University of Southern California, Los Angeles, California 90089, USA.
University of California, Irvine, Irvine, California 92697, USA.
Sci Data. 2018 Feb 20;5:180011. doi: 10.1038/sdata.2018.11.
Stroke is the leading cause of adult disability worldwide, with up to two-thirds of individuals experiencing long-term disabilities. Large-scale neuroimaging studies have shown promise in identifying robust biomarkers (e.g., measures of brain structure) of long-term stroke recovery following rehabilitation. However, analyzing large rehabilitation-related datasets is problematic due to barriers in accurate stroke lesion segmentation. Manually-traced lesions are currently the gold standard for lesion segmentation on T1-weighted MRIs, but are labor intensive and require anatomical expertise. While algorithms have been developed to automate this process, the results often lack accuracy. Newer algorithms that employ machine-learning techniques are promising, yet these require large training datasets to optimize performance. Here we present ATLAS (Anatomical Tracings of Lesions After Stroke), an open-source dataset of 304 T1-weighted MRIs with manually segmented lesions and metadata. This large, diverse dataset can be used to train and test lesion segmentation algorithms and provides a standardized dataset for comparing the performance of different segmentation methods. We hope ATLAS release 1.1 will be a useful resource to assess and improve the accuracy of current lesion segmentation methods.

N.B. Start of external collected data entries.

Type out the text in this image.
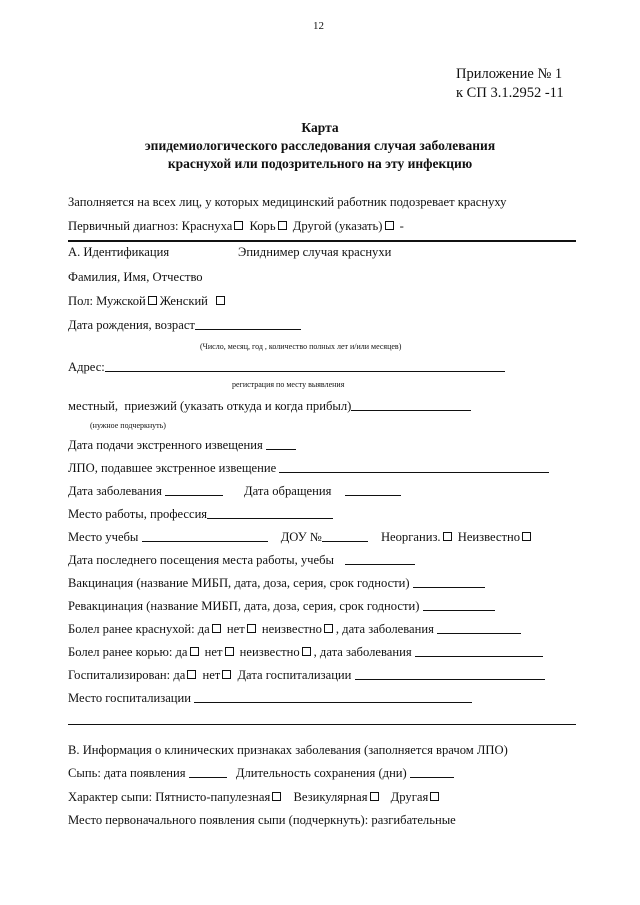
12
Приложение № 1
к СП 3.1.2952 -11
Карта
эпидемиологического расследования случая заболевания
краснухой или подозрительного на эту инфекцию
Заполняется на всех лиц, у которых медицинский работник подозревает краснуху
Первичный диагноз: Краснуха Корь Другой (указать) -
А. Идентификация	Эпиднимер случая краснухи
Фамилия, Имя, Отчество
Пол: Мужской Женский
Дата рождения, возраст
(Число, месяц, год , количество полных лет и/или месяцев)
Адрес:
регистрация по месту выявления
местный, приезжий (указать откуда и когда прибыл)
(нужное подчеркнуть)
Дата подачи экстренного извещения
ЛПО, подавшее экстренное извещение
Дата заболевания	Дата обращения
Место работы, профессия
Место учебы	ДОУ №	Неорганиз. Неизвестно
Дата последнего посещения места работы, учебы
Вакцинация (название МИБП, дата, доза, серия, срок годности)
Ревакцинация (название МИБП, дата, доза, серия, срок годности)
Болел ранее краснухой: да нет неизвестно , дата заболевания
Болел ранее корью: да нет неизвестно , дата заболевания
Госпитализирован: да нет Дата госпитализации
Место госпитализации
В. Информация о клинических признаках заболевания (заполняется врачом ЛПО)
Сыпь: дата появления	Длительность сохранения (дни)
Характер сыпи: Пятнисто-папулезная Везикулярная Другая
Место первоначального появления сыпи (подчеркнуть): разгибательные
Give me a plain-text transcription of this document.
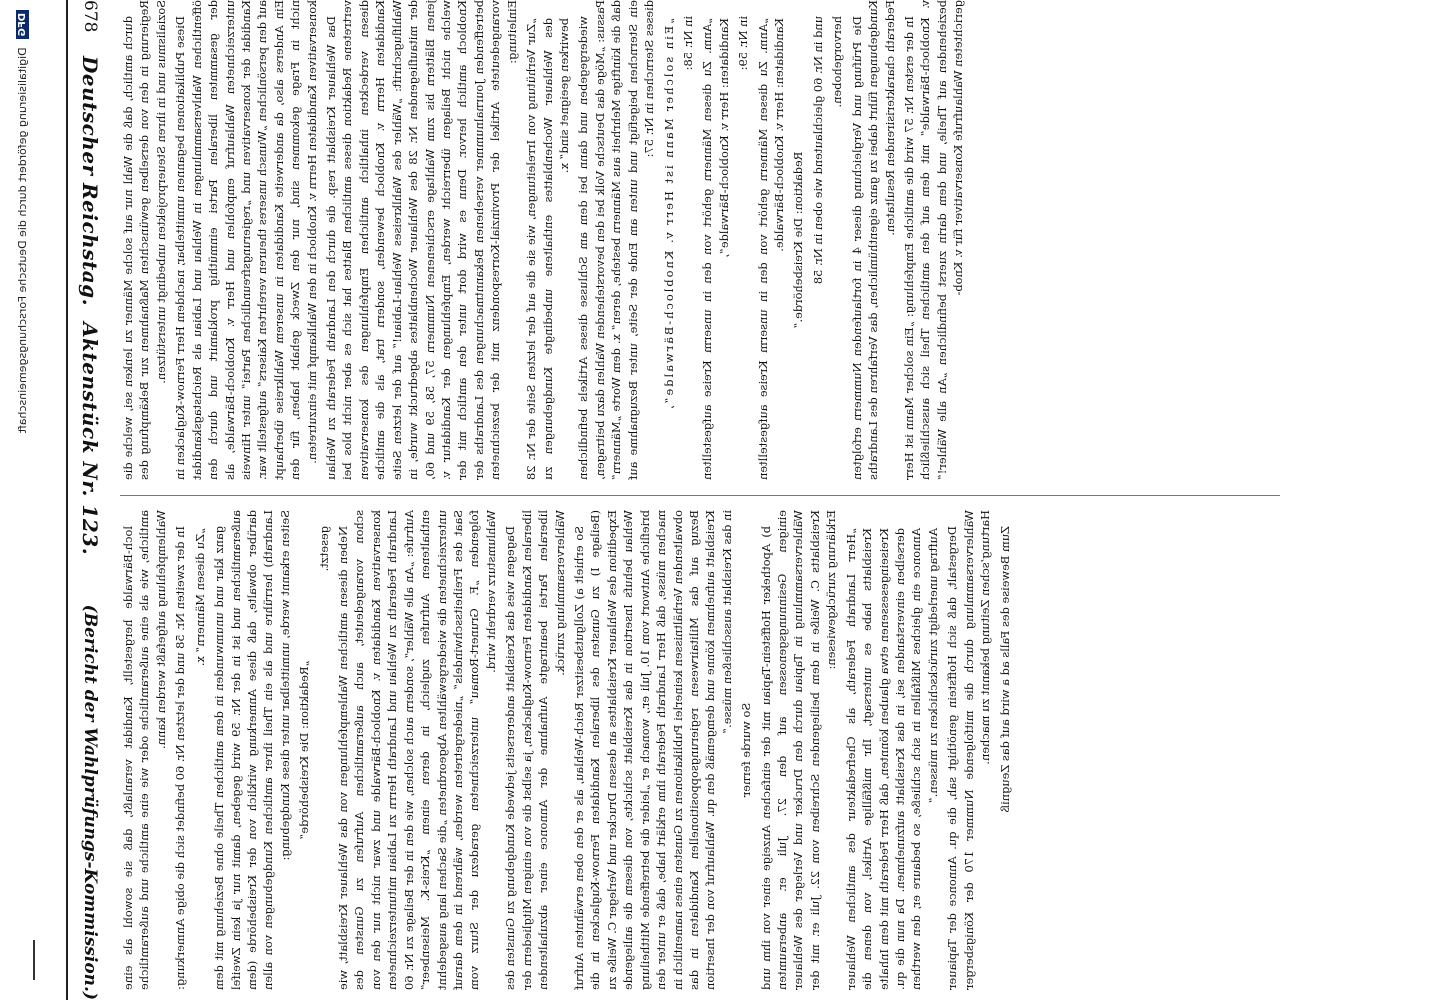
678
Deutscher Reichstag.
Aktenstück Nr. 123.
(Bericht der Wahlprüfungs-Kommission.)

durch amtlich, daß die Wahl nur auf solche Männer zu lenken sei, welche die Regierung in den von derselben gewünschten Maßnahmen zur Bekämpfung des Sozialismus und in ihren Steuerprojekten unbedingt unterstützen. Diese Publikationen begannen unmittelbar, nachdem Herr Fernow-Kuglacken in öffentlichen Wahlversammlungen in Wehlau und Labiau als Reichstagskandidat der gesammten liberalen Partei einmüthig proklamirt und durch den unterzeichneten Wahlaufruf empfohlen und Herr v. Knobloch-Bärwalde, als Kandidat der konservativen und „regierungsfreundlichen Partei“ unter Hinweis auf den persönlichen „Wunsch unseres theuren verehrten Kaisers“ aufgestellt war. Ein Anderes also, da anderweite Kandidaten in unserem Wahlkreise überhaupt nicht in Frage gekommen sind, nur den Zweck gehabt haben, für den konservativen Kandidaten Herrn v. Knobloch in den Wahlkampf mit einzutreten. Das Wehlauer Kreisblatt resp. die durch den Landrath Federath zu Wehlau vertretene Redaktion dieses amtlichen Blattes hat sich es aber nicht blos bei diesen verdeckten inhaltlich amtlichen Empfehlungen des konservativen Kandidaten Herrn v. Knobloch bewenden, sondern trat, als die amtliche Wahlflugschrift: „Wähler des Wahlkreises Wehlau-Labiau!“ auf der letzten Seite der mitaufliegenden Nr. 28 des Wehlauer Wochenblattes abgedruckt wurde, in jenen Blättern bis zum Wahltage erschienenen Nummern 57, 58, 59 und 60, welche nicht Beilagen überreicht werden, Empfehlungen der Kandidatur v. Knobloch amtlich hervor. Denn es wird dort unter den amtlich mit der betreffenden Journalnummer versehenen Bekanntmachungen des Landraths der vorangedeutete Artikel der Provinzial-Korrespondenz mit der bezeichneten Einleitung: „Zur Verhütung von Irreleitungen, wie sie die auf der letzten Seite der Nr. 28 des Wehlauer Wochenblattes enthaltene unbedingte Kundgebungen zu bewirken geeignet sind“ x. wiedergegeben und dann bei dem am Schlusse dieses Artikels befindlichen Passus: „Möge das Deutsche Volk bei den bevorstehenden Wahlen dazu beitragen, daß die künftige Mehrheit aus Männern bestehe, deren“ x. dem Worte „Männern“ ein Sternchen beigefügt und unten am Ende der Seite, unter Bezugnahme auf dieses Sternchen in Nr. 57: „Ein solcher Mann ist Herr v. Knobloch-Bärwalde“, in Nr. 58: „Anm. Zu diesen Männern gehört von den in unserm Kreise aufgestellten Kandidaten: Herr v. Knobloch-Bärwalde“, in Nr. 59: „Anm. Zu diesen Männern gehört von den in unserm Kreise aufgestellten Kandidaten: Herr v. Knobloch-Bärwalde. Redaktion: Die Kreisbehörde.“ und in Nr. 60 gleichlautend wie oben in Nr. 58 hervorgehoben. Die Prüfung und Vergleichung dieser 4 in fortlaufenden Nummern erfolgten Kundgebungen führt dabei zu ganz eigenthümlichen, das Verfahren des Landraths Federath charakterisirenden Resultaten. In der ersten Nr. 57 wird die amtliche Empfehlung: „Ein solcher Mann ist Herr v. Knobloch-Bärwalde“ mit dem auf den amtlichen Theil sich ausschließlich beziehenden auf Theile, und dem darin zuerst befindlichen „An alle Wähler!“ gerichteten Wahlaufrufe Konservativer für v. Knob-

loch-Bärwalde hergestellt, Kandidat veranlaßt, daß sie sowohl als eine amtliche, wie als eine außeramtliche oder wie eine amtliche und außeramtliche Wahlempfehlung aufgefaßt werden kann. In der zweiten Nr. 58 und der letzten Nr. 60 befindet sich die obige Anmerkung: „Zu diesen Männern“ x. ganz klar und unumwunden in dem amtlichen Theile ohne Beziehung mit dem außeramtlichen und ist in der Nr. 59 wird gegeben, damit nur ja kein Zweifel darüber obwalte, daß diese Anmerkung wirklich von der Kreisbehörde (dem Landrath) herrühre und als ein Theil ihrer amtlichen Kundgebungen von allen Seiten erkannt werde, unmittelbar unter diese Kundgebung: „Redaktion: Die Kreisbehörde“

gesetzt. Neben diesen amtlichen Wahlempfehlungen von das Wehlauer Kreisblatt, wie schon vorangedeutet, auch außeramtlichen Aufrufen zu Gunsten des konservativen Kandidaten v. Knobloch-Bärwalde und zwar nicht nur den von Landrath Federath zu Wehlau und Landrath Herrn zu Labiau mitunterzeichneten Aufrufe: „An alle Wähler“, sondern auch solchen, wie den in der Beilage zu Nr. 60 enthaltenen Aufrufen zugleich, in deren einem „Kreis-K. Meisenbeer“ unterzeichneten die wiedergewählten Abgeordneten „die Sachen lang ausgedehnt Saat des Freiheitsschwindels“ „niedergetreten werden, während in dem darauf folgenden „F. Grunert-Romau“ unterzeichneten geradezu der Sturz vom Wahlumsturz verdreht wird. Dagegen wies das Kreisblatt andererseits jedwede Kundgebung zu Gunsten des liberalen Kandidaten Fernow-Kuglacken, ja selbst die von einigen Mitgliedern der liberalen Partei beantragte Aufnahme der Annonce einer abzuhaltenden Wählerversammlung zurück. So erhielt a) Zollgutsbesitzer Reich-Wehlau, als er den oben erwähnten Aufruf (Beilage I) zu Gunsten des liberalen Kandidaten Fernow-Kuglacken in die Expedition des Wehlauer Kreisblattes an dessen Drucker und Verleger C. Weiße zu Wehlau behufs Insertion in das Kreisblatt schickte, von diesem die anliegende briefliche Antwort vom 10. Juli er., wonach er „leider die betreffende Mittheilung machen müsse, daß Herr Landrath Federath ihm erklärt habe, daß er unter den obwaltenden Verhältnissen keinerlei Publikationen zu Gunsten eines namentlich in Bezug auf das Militairwesen regierungsoppositionellen Kandidaten in das Kreisblatt aufnehmen könne und demgemäß den qu. Wahlaufruf von der Insertion in das Kreisblatt ausschließen müsse.“

So wurde ferner b) Apotheker Hoffstein-Tapiau mit der einfachen Anzeige einer von ihm und einigen Gesinnungsgenossen auf den 27. Juli er. anberaumten Wählerversammlung in Tapiau durch den Drucker und Verleger des Wehlauer Kreisblatts C. Weiße in dem beiliegenden Schreiben vom 22. Juli er. mit der Erklärung zurückgewiesen: „Herr Landrath Federath, als Chefredakteur des amtlichen Wehlauer Kreisblatts habe es untersagt, Ihr mißfällige Artikel, von denen die Kreiseingesessenen etwa glauben könnten, daß Herr Federath mit dem Inhalte derselben einverstanden sei, in das Kreisblatt aufzunehmen. Da nun die qu. Annonce ein gleiches Mißfallen in sich schließe, so bedaure er, den werthen Auftrag unerledigt zurückschicken zu müssen.“ Dergestalt, daß sich Hoffstein genöthigt sah, die qu. Annonce der Tapiauer Wählerversammlung durch die mitfolgende Nummer 170 der Königsberger Hartung’schen Zeitung bekannt zu machen. Zum Beweise des Falls ad a wird auf das Zeugniß

DFG
Digitalisierung gefördert durch die Deutsche Forschungsgemeinschaft
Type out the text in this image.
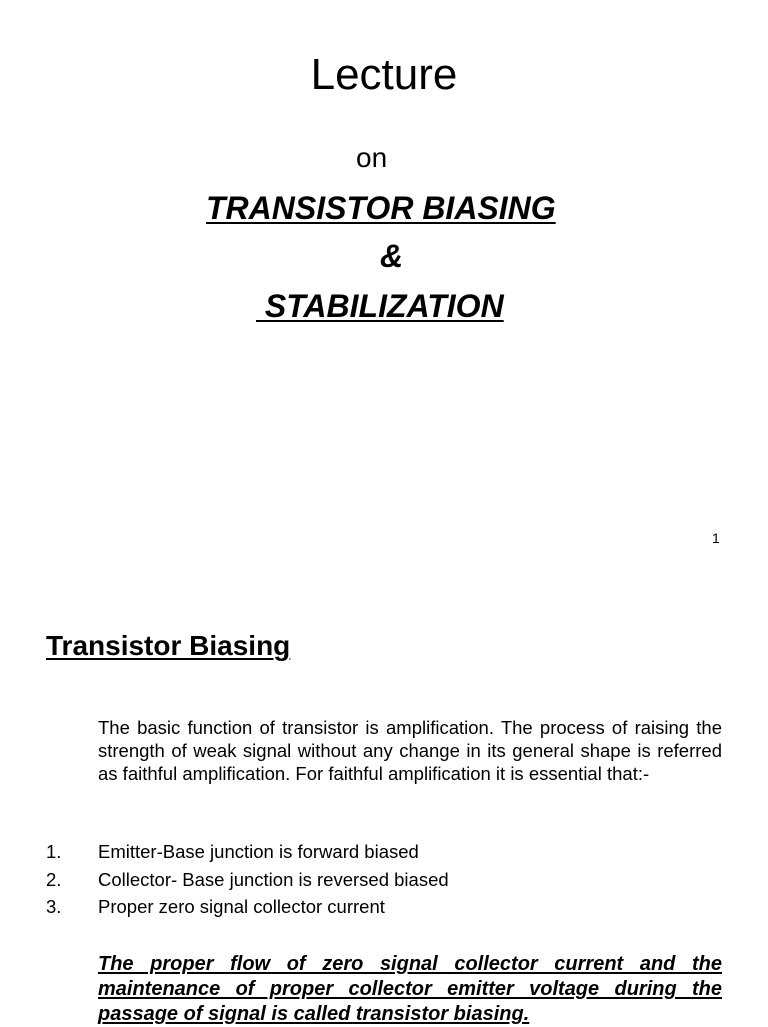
Lecture
on
TRANSISTOR BIASING
&
STABILIZATION
1
Transistor Biasing
The basic function of transistor is amplification. The process of raising the strength of weak signal without any change in its general shape is referred as faithful amplification. For faithful amplification it is essential that:-
1. Emitter-Base junction is forward biased
2. Collector- Base junction is reversed biased
3. Proper zero signal collector current
The proper flow of zero signal collector current and the maintenance of proper collector emitter voltage during the passage of signal is called transistor biasing.
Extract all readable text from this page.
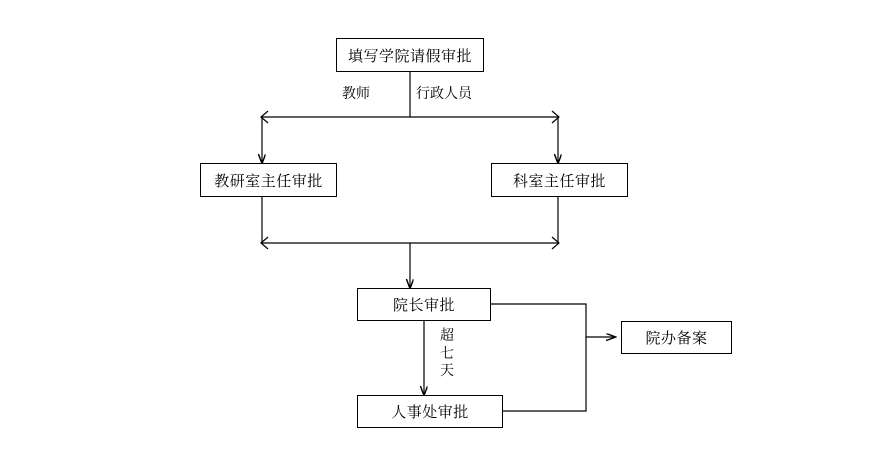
填写学院请假审批
教研室主任审批	科室主任审批
院长审批
人事处审批
院办备案
教师	行政人员
超七天
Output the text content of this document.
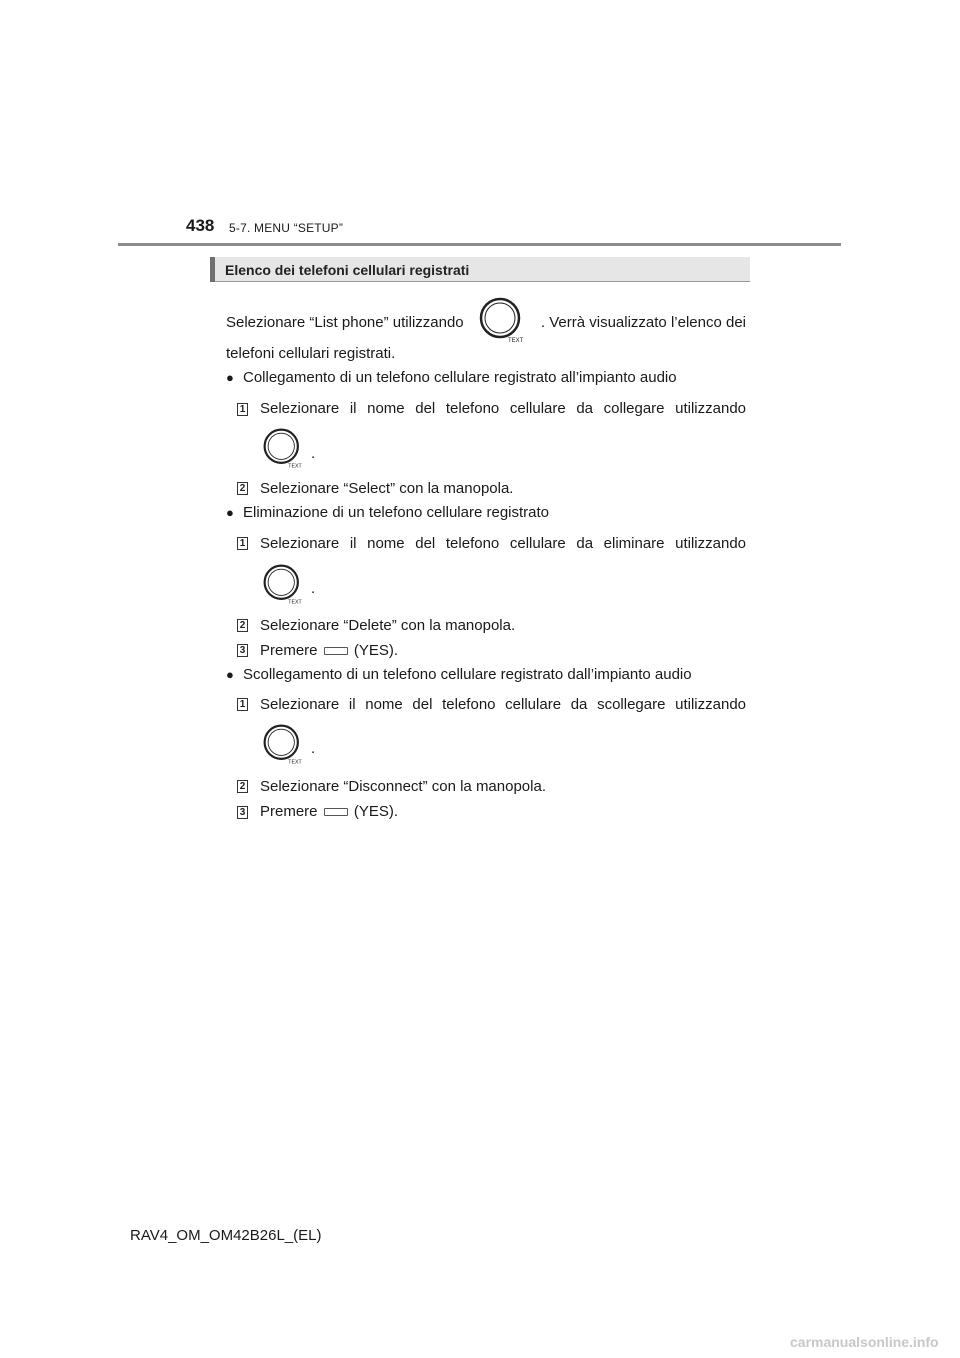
438 5-7. MENU “SETUP”
Elenco dei telefoni cellulari registrati
Selezionare “List phone” utilizzando
TEXT
. Verrà visualizzato l’elenco dei
telefoni cellulari registrati.
● Collegamento di un telefono cellulare registrato all’impianto audio
1 Selezionare il nome del telefono cellulare da collegare utilizzando
TEXT
.
2 Selezionare “Select” con la manopola.
● Eliminazione di un telefono cellulare registrato
1 Selezionare il nome del telefono cellulare da eliminare utilizzando
TEXT
.
2 Selezionare “Delete” con la manopola.
3 Premere (YES).
● Scollegamento di un telefono cellulare registrato dall’impianto audio
1 Selezionare il nome del telefono cellulare da scollegare utilizzando
TEXT
.
2 Selezionare “Disconnect” con la manopola.
3 Premere (YES).
RAV4_OM_OM42B26L_(EL)
carmanualsonline.info
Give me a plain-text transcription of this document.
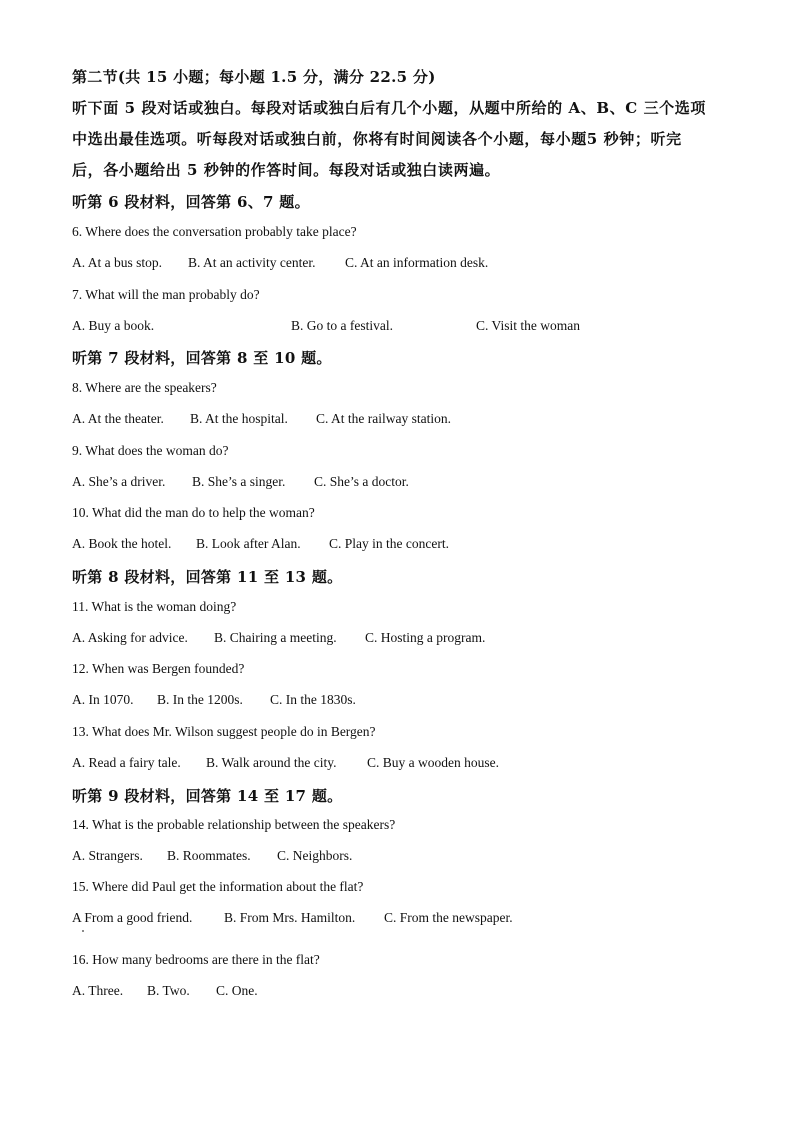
第二节(共 15 小题；每小题 1.5 分，满分 22.5 分)
听下面 5 段对话或独白。每段对话或独白后有几个小题，从题中所给的 A、B、C 三个选项
中选出最佳选项。听每段对话或独白前，你将有时间阅读各个小题，每小题5 秒钟；听完
后，各小题给出 5 秒钟的作答时间。每段对话或独白读两遍。
听第 6 段材料，回答第 6、7 题。
6. Where does the conversation probably take place?
A. At a bus stop. B. At an activity center. C. At an information desk.
7. What will the man probably do?
A. Buy a book.	B. Go to a festival.	C. Visit the woman
听第 7 段材料，回答第 8 至 10 题。
8. Where are the speakers?
A. At the theater. B. At the hospital. C. At the railway station.
9. What does the woman do?
A. She’s a driver. B. She’s a singer. C. She’s a doctor.
10. What did the man do to help the woman?
A. Book the hotel. B. Look after Alan. C. Play in the concert.
听第 8 段材料，回答第 11 至 13 题。
11. What is the woman doing?
A. Asking for advice. B. Chairing a meeting. C. Hosting a program.
12. When was Bergen founded?
A. In 1070. B. In the 1200s. C. In the 1830s.
13. What does Mr. Wilson suggest people do in Bergen?
A. Read a fairy tale. B. Walk around the city. C. Buy a wooden house.
听第 9 段材料，回答第 14 至 17 题。
14. What is the probable relationship between the speakers?
A. Strangers. B. Roommates. C. Neighbors.
15. Where did Paul get the information about the flat?
A From a good friend. B. From Mrs. Hamilton. C. From the newspaper.
16. How many bedrooms are there in the flat?
A. Three. B. Two. C. One.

中风是全球导致成年人残疾的主要原因,多达三分之二的患者会长期残疾。大规模的神经影像学研究表明,在康复后识别长期中风恢复的强大生物标志物(例如大脑结构的测量值)方面具有前景。然而,由于在准确的中风损伤分割方面存在障碍,分析大规模的康复相关数据集是有问题的。手动追踪的损伤目前是 T1 加权 MRI 上损伤分割的金标准,但这项工作非常耗费人力,且需要具备解剖学专业知识。虽然已经开发了算法来自动完成此过程,但结果通常准确性不高。采用机器学习技术的较新算法很有前景,但这些算法需要大型训练数据集来优化性能。在这里,我们介绍了 ATLAS(中风后损伤的解剖追踪),这是一个包含 304 个 T1 加权 MRI 的开源数据集,具有手动分割的损伤和元数据。这个大型的、多样化的数据集可用于训练和测试损伤分割算法,并为比较不同分割方法的性能提供了一个标准化的数据集。我们希望 ATLAS 版本 1.1 将成为评估和提高当前损伤分割方法准确性的有用资源。